As-salaamu ‘alaykum. :beard:
My name is Abdul Quddus and, primarily but not necessarily, I am requesting responses from Muslims. I’m writing in all sincerity and honesty. Any personal views and experiences would be appreciated. Like most reverts to Islaam, I was raised in a Judeo-Christian milieu wherein anthropomorphism and polytheism were abound in mainstream belief. As a youth, I rebelled against these innovations and preferred the standpoint of atheism. However, after discovering the Qur’aan, I became instantly captivated by the message of tawheed. Not just by the Oneness of Allaah (swt), but also the Uniqueness of Allaah (swt). I became a devout Muslim and fundamentalist. There was nothing wrong with strictly adhering to the “fundamentals” of my religion, I would boastfully remark. Eventually, a fundamental aspect of Islaam became problematic for me.
Here are my questions: How have you, as a practicing Muslim, dealt with the distinguishing characteristics of Allaah (swt) in light of Soorah al-Ikhlaas? Specifically, I’m referring to His Shin, His Eye, His Face, His Right and Left Hand, His Finger, His Foot, His Throne, etc. By far, these characteristics have been difficult to accept. Secondly, how do you approach the apparently pernicious nature of Hellfire proclaimed in the Qur’aan? If this struggle pertains to your experience, how have you coped when you confronted the questionable subject matter in your religion?

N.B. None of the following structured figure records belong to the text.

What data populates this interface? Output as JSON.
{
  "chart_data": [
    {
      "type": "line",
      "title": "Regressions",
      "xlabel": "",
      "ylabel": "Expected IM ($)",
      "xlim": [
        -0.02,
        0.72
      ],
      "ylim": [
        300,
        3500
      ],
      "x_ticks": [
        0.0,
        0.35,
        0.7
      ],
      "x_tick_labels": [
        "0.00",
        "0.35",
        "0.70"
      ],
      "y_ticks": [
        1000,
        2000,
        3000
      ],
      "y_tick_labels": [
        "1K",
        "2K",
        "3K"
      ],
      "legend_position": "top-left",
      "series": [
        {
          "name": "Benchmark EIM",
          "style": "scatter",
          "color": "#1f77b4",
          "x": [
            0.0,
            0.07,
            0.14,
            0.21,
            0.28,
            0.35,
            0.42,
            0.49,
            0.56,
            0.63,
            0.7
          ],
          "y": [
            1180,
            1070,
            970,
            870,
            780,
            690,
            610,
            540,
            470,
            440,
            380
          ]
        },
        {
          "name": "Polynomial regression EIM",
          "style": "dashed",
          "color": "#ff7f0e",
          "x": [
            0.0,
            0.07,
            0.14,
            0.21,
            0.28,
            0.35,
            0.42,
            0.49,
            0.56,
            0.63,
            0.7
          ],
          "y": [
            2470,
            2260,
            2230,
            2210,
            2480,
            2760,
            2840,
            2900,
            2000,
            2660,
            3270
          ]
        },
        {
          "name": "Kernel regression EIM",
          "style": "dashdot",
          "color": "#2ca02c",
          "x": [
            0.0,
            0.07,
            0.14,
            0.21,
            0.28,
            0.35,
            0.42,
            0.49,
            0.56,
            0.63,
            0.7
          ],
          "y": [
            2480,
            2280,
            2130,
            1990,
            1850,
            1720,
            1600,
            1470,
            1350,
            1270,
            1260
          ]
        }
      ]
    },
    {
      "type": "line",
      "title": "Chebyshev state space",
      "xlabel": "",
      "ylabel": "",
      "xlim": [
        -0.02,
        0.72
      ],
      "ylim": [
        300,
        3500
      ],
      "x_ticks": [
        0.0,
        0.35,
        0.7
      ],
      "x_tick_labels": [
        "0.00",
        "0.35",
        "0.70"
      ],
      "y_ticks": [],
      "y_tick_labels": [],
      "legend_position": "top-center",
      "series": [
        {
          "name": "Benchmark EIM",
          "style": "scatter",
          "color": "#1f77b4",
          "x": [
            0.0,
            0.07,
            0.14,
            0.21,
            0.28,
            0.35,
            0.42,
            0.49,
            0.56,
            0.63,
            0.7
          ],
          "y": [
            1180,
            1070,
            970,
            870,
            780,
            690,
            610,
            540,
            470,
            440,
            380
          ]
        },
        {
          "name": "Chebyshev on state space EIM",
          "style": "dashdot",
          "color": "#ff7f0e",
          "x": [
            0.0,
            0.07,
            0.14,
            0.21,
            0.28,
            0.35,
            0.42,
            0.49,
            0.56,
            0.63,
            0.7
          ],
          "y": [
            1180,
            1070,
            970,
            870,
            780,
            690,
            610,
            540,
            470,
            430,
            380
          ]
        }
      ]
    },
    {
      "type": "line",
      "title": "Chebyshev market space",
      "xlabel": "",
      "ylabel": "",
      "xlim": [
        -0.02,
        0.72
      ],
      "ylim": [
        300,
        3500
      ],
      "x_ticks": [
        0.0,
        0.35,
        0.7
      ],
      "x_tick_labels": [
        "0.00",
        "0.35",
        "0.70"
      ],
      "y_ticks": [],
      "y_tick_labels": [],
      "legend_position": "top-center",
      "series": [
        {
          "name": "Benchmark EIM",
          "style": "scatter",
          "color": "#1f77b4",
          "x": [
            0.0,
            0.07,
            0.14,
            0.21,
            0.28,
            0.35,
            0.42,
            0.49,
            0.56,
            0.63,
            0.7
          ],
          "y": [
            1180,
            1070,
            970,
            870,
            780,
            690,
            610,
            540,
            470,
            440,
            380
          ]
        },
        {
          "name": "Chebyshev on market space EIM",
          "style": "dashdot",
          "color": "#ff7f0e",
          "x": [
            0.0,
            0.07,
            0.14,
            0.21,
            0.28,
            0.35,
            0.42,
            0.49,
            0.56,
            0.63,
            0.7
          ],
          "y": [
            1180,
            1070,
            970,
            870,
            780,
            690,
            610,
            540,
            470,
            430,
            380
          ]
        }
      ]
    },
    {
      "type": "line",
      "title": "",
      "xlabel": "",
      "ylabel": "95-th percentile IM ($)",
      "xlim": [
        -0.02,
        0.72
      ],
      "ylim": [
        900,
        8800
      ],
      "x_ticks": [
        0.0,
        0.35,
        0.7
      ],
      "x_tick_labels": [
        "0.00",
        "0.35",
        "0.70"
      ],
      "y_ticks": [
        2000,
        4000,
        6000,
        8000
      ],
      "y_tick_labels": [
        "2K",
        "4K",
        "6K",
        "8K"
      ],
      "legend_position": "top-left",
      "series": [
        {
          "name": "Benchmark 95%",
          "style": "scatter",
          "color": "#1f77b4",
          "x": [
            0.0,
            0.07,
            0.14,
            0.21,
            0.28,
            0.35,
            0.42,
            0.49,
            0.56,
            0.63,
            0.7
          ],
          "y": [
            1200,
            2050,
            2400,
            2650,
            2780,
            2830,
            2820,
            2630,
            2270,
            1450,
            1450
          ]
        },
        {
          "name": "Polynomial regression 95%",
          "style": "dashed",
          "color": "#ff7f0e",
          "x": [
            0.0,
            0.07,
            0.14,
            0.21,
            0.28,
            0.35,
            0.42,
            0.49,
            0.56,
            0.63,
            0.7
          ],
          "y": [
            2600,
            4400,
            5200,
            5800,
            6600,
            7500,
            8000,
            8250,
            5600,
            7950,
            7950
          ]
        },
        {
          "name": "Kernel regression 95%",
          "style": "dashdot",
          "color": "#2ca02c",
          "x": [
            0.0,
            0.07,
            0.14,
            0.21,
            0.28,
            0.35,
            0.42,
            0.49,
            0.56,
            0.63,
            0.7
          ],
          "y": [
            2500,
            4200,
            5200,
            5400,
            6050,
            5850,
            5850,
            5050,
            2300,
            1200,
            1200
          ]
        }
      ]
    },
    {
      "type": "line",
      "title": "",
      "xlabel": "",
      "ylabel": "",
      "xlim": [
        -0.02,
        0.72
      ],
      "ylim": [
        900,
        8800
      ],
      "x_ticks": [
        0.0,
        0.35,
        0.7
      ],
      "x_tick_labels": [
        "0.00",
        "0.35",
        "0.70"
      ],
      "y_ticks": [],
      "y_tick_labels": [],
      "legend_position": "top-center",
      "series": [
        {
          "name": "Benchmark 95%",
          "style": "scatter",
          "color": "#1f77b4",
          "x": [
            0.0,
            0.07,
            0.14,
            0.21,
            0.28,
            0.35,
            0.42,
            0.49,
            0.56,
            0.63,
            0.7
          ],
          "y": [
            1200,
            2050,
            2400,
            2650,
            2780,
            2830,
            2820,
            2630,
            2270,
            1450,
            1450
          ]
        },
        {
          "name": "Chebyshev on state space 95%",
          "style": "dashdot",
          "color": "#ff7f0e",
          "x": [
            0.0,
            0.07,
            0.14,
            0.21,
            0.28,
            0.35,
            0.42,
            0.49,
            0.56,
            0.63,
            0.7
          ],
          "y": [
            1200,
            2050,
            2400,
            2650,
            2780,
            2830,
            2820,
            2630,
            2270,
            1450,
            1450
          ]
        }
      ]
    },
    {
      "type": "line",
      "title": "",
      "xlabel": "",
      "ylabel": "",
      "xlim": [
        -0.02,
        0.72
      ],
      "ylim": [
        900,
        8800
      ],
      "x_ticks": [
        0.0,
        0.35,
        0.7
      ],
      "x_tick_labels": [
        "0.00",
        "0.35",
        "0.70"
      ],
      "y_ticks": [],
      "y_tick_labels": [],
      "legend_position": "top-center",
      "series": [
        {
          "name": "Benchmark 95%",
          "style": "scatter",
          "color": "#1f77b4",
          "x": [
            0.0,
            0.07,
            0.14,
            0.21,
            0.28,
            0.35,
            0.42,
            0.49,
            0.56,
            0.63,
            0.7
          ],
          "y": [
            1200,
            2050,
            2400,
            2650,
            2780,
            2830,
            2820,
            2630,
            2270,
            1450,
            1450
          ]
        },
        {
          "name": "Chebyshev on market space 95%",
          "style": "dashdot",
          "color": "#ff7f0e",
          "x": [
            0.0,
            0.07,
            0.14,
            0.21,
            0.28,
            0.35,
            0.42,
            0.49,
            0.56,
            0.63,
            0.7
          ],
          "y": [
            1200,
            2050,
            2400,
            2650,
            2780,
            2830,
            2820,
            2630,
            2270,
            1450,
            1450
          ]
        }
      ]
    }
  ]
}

Surprisingly, the greatest obstacle to becoming a better Muslim was something within my Qur’aan. Perhaps, in all fairness, the problem is within my mind only. I still remember the day I read of The Shin in one particular ayaah. The apparent cruelty to be meted out upon disbelievers in Hellfire is quite disturbing to me. I couldn’t believe in jinn or the story of Nuh. It’s strange how just the disbelief in jinn makes one a kaafir. Devastatingly, this hasn’t only affected my ‘ibaadah but my very status as a Muslim. In 2004, I became an apostate of Islaam. Have any practicing Muslims gone through this? How did you survive? To get a more detailed account of my conversion and experience, you’re welcome to read my testimony at http://khalas.wordpress.com
titled Journey Through Islam.
One would think, as a former Muslim, that I’d casually assimilate well with ex-Muslims. However, my views do not homogenize with most apostates. Basically, perhaps eighty percent of those who have left the deen fall into either atheism or Christianity. One group of ex-Muslims that I most disagree with are the Christians, probably because they have an axe to grind with Islaam. Many of them are resentful of their experiences and become hatemongering polemics. They attack Islaam as if the deen has not an atom of wholesomeness or usefulness. Even I myself cannot fathom how a proper Muslim can suddenly abandon tawheed for man-worship. Speaking as an ethical atheist, I find atheism lacking a moral compass. The atheist ex-Muslim community is far from communal. It’s lonely. Like cats, they’re far too intelligent and independent to come together and would rather choose to roam.
Many of my friends – most of whom are Muslim – claim that my understanding and knowledge needs to be corrected. If I re-revert back to Islaam, I’d most likely become an extremist pushing my fellow brothers into the masjid and campaigning for the implementation of sharee’ah in my society. It’s so cliche, I know. But if you truly believe in something, why settle for mediocrity? I’d appreciate any advice, opinion, correction, or even admonishment. I’m expressing myself to you all in hopes that someone cares to offer constructive criticism.